For me, there is a constant struggle between this perfectionist, competitive side and my Zen side. I really want to slow down, focus completely on one thing at a time, and appreciate whatever results follow. I want to accept the beauty of serendipitious errors. This is a lifelong struggle and I don't expect it to be resolved anytime soon.
One thing that has helped is my increased time in the darkroom. An "old-fashioned," black + white, gotta do it slow darkroom. In the darkroom, I really can only do one thing at a time. I've been working in the Manhattan JCC's darkroom, which makes this even slower because I have to drive or take the train to get there. This past Sunday, I worked on three negatives. And that was a lot. And I'm not even sure that I'm done working on those three negatives.

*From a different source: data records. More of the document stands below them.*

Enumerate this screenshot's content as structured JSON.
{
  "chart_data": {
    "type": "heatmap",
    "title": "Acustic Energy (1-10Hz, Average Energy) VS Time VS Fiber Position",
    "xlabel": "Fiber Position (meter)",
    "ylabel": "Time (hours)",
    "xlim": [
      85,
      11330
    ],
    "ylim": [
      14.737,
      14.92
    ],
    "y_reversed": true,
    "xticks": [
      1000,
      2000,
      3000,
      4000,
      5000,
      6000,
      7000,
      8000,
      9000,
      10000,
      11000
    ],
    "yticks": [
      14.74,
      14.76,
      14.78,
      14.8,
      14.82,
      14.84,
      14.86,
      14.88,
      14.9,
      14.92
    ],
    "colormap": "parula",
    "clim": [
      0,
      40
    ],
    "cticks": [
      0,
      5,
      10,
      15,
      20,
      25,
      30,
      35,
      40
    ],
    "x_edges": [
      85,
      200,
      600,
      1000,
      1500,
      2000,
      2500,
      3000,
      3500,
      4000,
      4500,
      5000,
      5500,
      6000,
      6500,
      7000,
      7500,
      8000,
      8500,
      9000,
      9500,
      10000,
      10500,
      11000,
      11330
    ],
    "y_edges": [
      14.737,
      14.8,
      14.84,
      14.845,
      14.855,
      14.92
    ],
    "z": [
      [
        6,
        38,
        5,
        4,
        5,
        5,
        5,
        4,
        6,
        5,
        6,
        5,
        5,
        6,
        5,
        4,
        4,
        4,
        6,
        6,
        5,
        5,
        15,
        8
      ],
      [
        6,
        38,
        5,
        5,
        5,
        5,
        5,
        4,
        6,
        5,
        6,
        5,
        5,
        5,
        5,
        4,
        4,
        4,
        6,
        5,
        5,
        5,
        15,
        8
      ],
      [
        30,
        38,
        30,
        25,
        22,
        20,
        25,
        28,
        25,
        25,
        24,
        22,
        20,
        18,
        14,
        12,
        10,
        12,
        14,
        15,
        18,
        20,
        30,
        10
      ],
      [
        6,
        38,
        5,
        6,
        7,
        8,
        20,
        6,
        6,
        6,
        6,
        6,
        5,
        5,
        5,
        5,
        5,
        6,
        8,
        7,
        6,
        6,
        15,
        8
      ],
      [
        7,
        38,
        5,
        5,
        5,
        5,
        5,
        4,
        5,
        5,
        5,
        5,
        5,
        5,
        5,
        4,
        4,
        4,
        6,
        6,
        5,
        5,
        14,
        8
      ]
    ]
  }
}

Yesterday, I stopped by a local photography shop to buy some paper and a can of air. The salesclerk has told me in the past that he only works digitally now. And yesterday he asked me, "If you don't mind me asking, why are you still using film?" It was impossible to convey exactly why to a salesclerk I barely know, but I felt all of it inside, all of the happiness I feel when I process and see that yes, I did expose my film properly, or watch an image slowly appear on a piece of photographic paper.
Of course, it is entirely possible to be a competitive perfectionist in the darkroom. Many forms of photography lend themselves to that. I've made a conscious choice to reject this artificial standard and explore the beauty found in images that aren't "perfect." I've been printing images that were taken on gray days (less contrast) and working with a carved-out negative carrier to show my whole composition, rather than trying to crop or otherwise edit the image.
I bought some fiber paper yesterday. It takes a lot longer to work with than resin coated paper and I think it will make my images look even more beautifully worn down. And make me work even slower.